プロローグ
小説初心者ですがよろしく
それは不思議と心を引き付ける扉だった。
普通の扉だ。
黒塗りの鉄でできた普通の扉だ。
普通の大きさ、普通の位置にドアノブがあるだけの普通の扉だ。
しかし、なぜかその扉は心を引き付けた。
「こんな所に扉なんてあったっけ?」
記憶を掘り返してみても、記憶の中のこの場所は壁だったはずだ。
「もしかして隠し扉?」
そうに違いない。きっとこの襲撃で壁が壊されて出てきてしまったのだ。見ると、ここ以外にも辺りはあちこち壊れている。
このままではまた奴らが来るかもしれない。
「クロ!何やってるのよ!早く逃げるわよ!」
彼女もそう思ったのだろう。いつも明るい幼なじみの顔は恐怖に色取られている。少し新鮮だと思う。

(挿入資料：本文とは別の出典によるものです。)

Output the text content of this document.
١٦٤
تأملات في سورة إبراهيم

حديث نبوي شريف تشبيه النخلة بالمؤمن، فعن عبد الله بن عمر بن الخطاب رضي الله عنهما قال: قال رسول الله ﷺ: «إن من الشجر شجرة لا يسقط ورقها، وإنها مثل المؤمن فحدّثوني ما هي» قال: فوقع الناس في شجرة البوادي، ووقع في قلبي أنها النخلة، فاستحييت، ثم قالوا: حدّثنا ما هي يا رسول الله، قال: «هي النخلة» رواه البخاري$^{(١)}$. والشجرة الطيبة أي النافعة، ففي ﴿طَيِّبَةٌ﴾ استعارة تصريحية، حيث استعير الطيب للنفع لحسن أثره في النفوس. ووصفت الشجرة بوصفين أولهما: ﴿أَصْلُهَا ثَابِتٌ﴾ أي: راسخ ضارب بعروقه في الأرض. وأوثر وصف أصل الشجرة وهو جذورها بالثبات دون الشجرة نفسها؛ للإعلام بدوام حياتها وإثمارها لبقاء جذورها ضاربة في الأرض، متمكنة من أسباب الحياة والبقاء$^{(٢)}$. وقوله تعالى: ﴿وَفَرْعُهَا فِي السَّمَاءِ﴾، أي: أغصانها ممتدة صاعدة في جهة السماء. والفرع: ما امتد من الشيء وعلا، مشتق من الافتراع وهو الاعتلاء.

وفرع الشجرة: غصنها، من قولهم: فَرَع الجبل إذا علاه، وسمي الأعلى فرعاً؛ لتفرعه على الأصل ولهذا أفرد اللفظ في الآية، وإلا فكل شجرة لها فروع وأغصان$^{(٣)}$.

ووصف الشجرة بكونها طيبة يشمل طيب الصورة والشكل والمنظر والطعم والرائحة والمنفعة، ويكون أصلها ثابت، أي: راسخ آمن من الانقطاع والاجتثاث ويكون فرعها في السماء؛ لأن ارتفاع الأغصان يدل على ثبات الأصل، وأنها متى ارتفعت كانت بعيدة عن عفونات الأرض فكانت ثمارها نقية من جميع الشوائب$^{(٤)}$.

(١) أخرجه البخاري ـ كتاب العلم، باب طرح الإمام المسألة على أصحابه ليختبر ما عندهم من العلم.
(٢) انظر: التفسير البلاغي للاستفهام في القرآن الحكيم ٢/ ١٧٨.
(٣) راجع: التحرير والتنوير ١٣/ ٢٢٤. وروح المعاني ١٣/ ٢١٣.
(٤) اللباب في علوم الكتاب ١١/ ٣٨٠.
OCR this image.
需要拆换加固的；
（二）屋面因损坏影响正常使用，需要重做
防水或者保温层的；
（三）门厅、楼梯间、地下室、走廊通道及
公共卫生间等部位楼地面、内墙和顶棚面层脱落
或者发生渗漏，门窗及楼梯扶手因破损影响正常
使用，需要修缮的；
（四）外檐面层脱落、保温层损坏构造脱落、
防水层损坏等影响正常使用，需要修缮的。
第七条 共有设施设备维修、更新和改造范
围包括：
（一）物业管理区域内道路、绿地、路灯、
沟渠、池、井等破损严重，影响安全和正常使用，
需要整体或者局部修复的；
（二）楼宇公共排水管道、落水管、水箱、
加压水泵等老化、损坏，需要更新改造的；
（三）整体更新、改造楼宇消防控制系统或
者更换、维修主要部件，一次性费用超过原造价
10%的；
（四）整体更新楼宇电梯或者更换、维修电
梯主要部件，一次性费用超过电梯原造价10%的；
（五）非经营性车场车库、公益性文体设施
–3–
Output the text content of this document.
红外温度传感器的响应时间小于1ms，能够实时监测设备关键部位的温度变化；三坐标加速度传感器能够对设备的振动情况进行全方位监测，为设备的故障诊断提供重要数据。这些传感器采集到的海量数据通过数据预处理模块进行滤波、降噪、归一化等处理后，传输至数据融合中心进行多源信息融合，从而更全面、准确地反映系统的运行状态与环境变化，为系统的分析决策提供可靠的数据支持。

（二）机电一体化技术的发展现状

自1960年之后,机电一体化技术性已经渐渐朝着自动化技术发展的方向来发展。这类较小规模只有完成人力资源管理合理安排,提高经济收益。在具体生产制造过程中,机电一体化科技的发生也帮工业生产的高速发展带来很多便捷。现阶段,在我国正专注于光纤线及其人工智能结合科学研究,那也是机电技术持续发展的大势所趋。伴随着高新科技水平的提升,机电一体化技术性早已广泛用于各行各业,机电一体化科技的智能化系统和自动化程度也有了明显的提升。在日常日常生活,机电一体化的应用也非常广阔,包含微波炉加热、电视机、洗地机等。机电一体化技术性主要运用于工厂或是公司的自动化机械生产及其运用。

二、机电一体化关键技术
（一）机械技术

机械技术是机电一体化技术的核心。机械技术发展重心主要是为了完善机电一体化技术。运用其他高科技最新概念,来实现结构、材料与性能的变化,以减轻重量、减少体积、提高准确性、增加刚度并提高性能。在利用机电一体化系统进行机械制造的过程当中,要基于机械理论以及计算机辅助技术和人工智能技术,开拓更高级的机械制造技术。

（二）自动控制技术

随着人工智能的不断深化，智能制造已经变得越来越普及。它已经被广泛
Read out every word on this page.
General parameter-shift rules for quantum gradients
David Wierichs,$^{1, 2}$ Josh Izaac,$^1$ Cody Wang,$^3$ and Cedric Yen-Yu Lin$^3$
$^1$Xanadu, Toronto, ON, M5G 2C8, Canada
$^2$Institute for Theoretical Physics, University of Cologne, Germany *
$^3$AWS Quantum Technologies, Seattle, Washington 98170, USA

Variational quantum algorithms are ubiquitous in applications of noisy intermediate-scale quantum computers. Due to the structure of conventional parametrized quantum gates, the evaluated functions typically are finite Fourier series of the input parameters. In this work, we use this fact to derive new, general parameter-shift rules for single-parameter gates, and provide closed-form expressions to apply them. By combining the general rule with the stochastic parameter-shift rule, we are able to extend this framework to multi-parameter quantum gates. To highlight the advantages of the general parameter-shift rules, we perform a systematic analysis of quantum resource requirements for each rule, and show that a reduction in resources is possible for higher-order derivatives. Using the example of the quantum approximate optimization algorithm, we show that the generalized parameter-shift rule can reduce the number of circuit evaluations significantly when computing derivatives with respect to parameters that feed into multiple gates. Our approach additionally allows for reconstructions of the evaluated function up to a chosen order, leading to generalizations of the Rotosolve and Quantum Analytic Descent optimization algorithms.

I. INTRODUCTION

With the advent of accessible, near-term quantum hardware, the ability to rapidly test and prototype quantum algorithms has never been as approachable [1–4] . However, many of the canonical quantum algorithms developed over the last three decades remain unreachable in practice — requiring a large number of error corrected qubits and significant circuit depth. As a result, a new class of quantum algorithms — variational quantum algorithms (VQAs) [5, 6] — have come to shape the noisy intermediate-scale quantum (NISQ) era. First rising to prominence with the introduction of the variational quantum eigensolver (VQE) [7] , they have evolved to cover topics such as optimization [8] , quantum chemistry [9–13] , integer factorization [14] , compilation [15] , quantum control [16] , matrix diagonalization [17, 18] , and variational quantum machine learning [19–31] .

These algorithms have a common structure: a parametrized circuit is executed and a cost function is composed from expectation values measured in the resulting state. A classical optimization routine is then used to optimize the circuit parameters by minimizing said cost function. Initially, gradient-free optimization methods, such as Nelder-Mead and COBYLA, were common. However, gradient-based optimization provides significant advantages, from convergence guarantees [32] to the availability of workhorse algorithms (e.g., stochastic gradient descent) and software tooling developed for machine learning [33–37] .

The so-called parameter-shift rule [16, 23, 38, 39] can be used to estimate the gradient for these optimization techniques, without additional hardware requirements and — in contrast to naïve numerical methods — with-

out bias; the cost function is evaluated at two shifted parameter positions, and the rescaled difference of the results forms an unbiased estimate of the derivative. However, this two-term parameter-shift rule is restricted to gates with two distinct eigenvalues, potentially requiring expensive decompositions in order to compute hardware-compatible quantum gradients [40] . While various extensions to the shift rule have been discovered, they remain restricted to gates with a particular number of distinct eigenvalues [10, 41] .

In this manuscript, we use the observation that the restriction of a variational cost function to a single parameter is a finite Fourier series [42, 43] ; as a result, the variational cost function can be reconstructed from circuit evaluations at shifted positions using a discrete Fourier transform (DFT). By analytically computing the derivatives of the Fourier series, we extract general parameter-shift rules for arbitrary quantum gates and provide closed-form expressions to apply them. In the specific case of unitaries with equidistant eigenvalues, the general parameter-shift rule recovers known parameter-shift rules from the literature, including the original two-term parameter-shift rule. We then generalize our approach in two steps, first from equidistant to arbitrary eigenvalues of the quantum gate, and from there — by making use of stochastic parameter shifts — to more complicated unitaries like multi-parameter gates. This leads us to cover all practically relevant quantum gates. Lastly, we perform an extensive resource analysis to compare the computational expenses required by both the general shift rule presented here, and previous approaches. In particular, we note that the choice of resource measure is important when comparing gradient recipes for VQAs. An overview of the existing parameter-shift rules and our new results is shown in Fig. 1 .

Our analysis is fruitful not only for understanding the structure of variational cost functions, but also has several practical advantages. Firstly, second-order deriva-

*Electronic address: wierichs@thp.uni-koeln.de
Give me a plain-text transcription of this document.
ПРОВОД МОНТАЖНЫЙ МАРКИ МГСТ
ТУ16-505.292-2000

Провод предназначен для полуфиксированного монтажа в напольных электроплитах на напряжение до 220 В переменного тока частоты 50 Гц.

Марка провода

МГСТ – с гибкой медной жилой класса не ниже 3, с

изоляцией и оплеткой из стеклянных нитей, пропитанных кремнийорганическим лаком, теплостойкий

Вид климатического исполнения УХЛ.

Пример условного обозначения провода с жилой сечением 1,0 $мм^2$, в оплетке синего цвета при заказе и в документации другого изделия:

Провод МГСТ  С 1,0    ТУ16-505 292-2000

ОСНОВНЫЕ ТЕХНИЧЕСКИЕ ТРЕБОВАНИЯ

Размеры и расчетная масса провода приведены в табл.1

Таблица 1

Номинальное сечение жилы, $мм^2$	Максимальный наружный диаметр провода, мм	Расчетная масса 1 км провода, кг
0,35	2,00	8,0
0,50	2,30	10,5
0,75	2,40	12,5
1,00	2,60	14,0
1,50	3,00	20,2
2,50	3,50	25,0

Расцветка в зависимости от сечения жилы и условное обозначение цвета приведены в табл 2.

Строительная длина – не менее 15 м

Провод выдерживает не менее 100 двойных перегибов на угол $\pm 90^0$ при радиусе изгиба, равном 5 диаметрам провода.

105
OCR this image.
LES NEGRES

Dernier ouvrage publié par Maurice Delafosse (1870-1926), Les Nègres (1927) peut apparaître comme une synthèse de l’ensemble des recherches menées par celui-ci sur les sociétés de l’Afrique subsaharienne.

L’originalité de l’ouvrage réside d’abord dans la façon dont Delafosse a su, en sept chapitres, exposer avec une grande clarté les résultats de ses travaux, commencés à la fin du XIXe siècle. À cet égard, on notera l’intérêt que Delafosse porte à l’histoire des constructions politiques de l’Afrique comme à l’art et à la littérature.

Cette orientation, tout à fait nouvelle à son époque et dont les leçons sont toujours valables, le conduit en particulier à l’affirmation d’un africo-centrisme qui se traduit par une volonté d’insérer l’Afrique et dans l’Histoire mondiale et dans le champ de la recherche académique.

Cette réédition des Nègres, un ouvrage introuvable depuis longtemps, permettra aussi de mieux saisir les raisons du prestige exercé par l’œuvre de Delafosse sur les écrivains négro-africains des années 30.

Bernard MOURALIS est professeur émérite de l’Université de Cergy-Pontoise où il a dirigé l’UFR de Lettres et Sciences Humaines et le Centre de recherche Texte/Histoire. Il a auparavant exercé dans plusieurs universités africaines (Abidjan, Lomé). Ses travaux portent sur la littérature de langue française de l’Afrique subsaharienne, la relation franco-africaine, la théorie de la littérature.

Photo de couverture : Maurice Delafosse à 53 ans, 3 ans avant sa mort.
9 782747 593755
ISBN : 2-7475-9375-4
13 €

それでも他人の心配をするあたり、あまり取り乱していないのかもしれたい。
彼女は面倒見のいい性格で、困っている人は放っておくことができないのだ。
「先に逃げてもいいよ。どうせ逃げ切れないし」
「そんなのやって…」
「分かるよ」幼なじみの言葉を遮る。
何も言ってこないという事は、彼女自身その事はもう分かっているのだろう。
「そんな事より」
自分の置かれた絶望的状況をそんな事と称したことに幼なじみは怒って何かを言っているようだが、どうせ死ぬのだからどうでもいい。人生の最後を説教で迎える気はない。
どうせなら、この扉の奥で迎えよう。
今まで誰も見た事の無い扉だ。何かあるかもしれない…いや絶対にある。
なぜかそう確信して扉を開ける。